7 For Warren Quinn, ‘A person is constituted by his body and mind. They are parts or aspects of him. For that very reason, it is fitting that he have primary say over what may be done to them – not because such an arrangement best promotes overall human welfare, but because any arrangement that denied him a say would be a grave indignity’ (Morality and Action, ed. P. Foot (Cambridge, 1993), pp. 170–1). Hans Jonas describes all human experimentation, and not just harmful experimentation, as an ‘invasion of private sacrosanctities’ that always ‘involves ultimate questions of personal dignity and sacrosanctity’ and that, without ‘genuine authenticity of volunteering’ to participate, ‘make[es] a person . . . a thing’ (‘Philosophical Reflections on Experimenting with Human Subjects’, in his Philosophical Essays: From Current Creed to Technological Man (Chicago, 1980), pp. 105ff.). Robert Nozick describes all coercion, battery included, as violating Kant's injunction against treating persons as mere means, without making exceptions for paternalistic coercion (Anarchy, State, and Utopia (Oxford, 1986), e.g., pp. 30–4, 48–51).

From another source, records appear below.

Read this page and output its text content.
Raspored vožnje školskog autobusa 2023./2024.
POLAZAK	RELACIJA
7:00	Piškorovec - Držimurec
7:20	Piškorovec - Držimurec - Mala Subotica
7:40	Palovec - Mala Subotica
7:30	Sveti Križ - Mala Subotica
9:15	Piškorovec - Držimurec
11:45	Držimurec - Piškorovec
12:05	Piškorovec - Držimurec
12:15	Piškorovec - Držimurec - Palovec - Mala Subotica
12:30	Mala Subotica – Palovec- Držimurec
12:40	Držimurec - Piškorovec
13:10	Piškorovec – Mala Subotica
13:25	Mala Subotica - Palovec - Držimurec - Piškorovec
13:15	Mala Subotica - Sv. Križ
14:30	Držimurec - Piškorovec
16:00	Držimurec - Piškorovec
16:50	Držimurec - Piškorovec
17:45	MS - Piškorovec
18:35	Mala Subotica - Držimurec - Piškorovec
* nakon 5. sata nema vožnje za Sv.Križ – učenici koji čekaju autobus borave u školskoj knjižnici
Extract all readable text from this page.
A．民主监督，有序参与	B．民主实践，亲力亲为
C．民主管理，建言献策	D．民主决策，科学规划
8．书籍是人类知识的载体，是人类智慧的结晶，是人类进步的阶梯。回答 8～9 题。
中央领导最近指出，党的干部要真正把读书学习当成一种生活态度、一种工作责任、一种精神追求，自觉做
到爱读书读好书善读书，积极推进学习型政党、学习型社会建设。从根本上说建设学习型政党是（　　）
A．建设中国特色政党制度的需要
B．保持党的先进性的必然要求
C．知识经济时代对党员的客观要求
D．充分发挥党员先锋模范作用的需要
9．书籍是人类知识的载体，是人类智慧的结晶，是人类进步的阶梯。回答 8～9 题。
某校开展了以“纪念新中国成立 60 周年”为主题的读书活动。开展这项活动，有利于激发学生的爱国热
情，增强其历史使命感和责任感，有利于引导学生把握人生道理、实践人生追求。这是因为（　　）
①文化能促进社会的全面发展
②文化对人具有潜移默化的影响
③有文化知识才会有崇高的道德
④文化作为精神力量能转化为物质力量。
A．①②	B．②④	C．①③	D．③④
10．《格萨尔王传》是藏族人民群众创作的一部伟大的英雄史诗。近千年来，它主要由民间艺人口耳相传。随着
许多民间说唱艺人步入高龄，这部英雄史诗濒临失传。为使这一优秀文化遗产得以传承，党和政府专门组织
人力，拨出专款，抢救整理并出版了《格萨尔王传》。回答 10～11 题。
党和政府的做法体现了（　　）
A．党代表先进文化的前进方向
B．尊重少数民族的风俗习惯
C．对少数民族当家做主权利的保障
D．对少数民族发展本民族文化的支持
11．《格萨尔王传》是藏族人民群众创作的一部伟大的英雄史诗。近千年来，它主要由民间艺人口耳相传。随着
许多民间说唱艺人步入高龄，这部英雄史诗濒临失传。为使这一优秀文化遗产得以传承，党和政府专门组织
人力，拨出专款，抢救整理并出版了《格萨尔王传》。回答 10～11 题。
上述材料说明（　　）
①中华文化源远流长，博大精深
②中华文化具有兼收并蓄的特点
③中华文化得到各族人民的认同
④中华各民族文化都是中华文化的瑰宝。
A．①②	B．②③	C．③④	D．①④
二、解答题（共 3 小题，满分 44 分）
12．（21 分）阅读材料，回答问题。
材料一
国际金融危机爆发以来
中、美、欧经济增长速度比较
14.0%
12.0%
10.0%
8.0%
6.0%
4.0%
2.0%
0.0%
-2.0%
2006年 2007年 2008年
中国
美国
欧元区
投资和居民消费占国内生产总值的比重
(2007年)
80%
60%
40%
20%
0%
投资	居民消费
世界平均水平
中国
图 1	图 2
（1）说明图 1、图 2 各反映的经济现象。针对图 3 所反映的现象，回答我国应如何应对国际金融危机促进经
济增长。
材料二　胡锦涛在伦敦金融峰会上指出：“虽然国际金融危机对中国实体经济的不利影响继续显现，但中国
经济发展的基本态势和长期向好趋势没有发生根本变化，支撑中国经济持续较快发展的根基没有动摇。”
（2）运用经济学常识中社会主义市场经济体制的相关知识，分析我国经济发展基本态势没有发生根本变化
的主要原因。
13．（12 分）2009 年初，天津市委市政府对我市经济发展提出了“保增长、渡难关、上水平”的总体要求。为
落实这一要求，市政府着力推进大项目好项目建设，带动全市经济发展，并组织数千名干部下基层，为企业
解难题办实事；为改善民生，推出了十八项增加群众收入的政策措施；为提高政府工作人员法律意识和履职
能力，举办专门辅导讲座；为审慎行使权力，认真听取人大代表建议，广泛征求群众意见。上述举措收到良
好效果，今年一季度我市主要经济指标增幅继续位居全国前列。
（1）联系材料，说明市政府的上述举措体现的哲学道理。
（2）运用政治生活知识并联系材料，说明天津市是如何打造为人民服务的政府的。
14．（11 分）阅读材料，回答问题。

Thanks to Kasper Lippert-Rasmussen and Dave Wendler for some of these references.
8 However, see Timothy Wilkinson's criticism: ‘as Fabre herself stresses, the sense that the body is special is . . . firmly rooted in our intuitions . . . The problem faced by Fabre is that if the confiscation of live body parts really does follow from her principles of justice, we might well think “so much the worse for her principles”.’ (‘The Confiscation and Sale of Organs’, Res Publica online edition (2007).)
9 See especially her ‘Justice and the Compulsory Taking of Live Body Parts’, p. 130.
10 To state just one qualm, I believe that Fabre is too quick to reject equality as a component of justice. Her sole argument against equality is that ‘it is an extraordinarily demanding requirement, for it . . . prevents [the well-off] from giving priority to many of their most cherished projects, goals and attachments. For example, it disallows transfers of resources from parents to children, for such transfers produce inequality between children’ (p. 30). That argument is unfair. Ensuring that all children enjoy sufficiency would also disallow unregulated transfers. In that sense, strict sufficiency is similarly demanding. The solution, it seems to me, is to say that equality, desert, and perhaps sufficiency or priority are components of justice, but that these components must be balanced against each other and against extra-justicial normative considerations (such as, conceivably, promoting general utility or avoiding cruelty). Justice and its different components are not what people and the state must always pursue all things considered.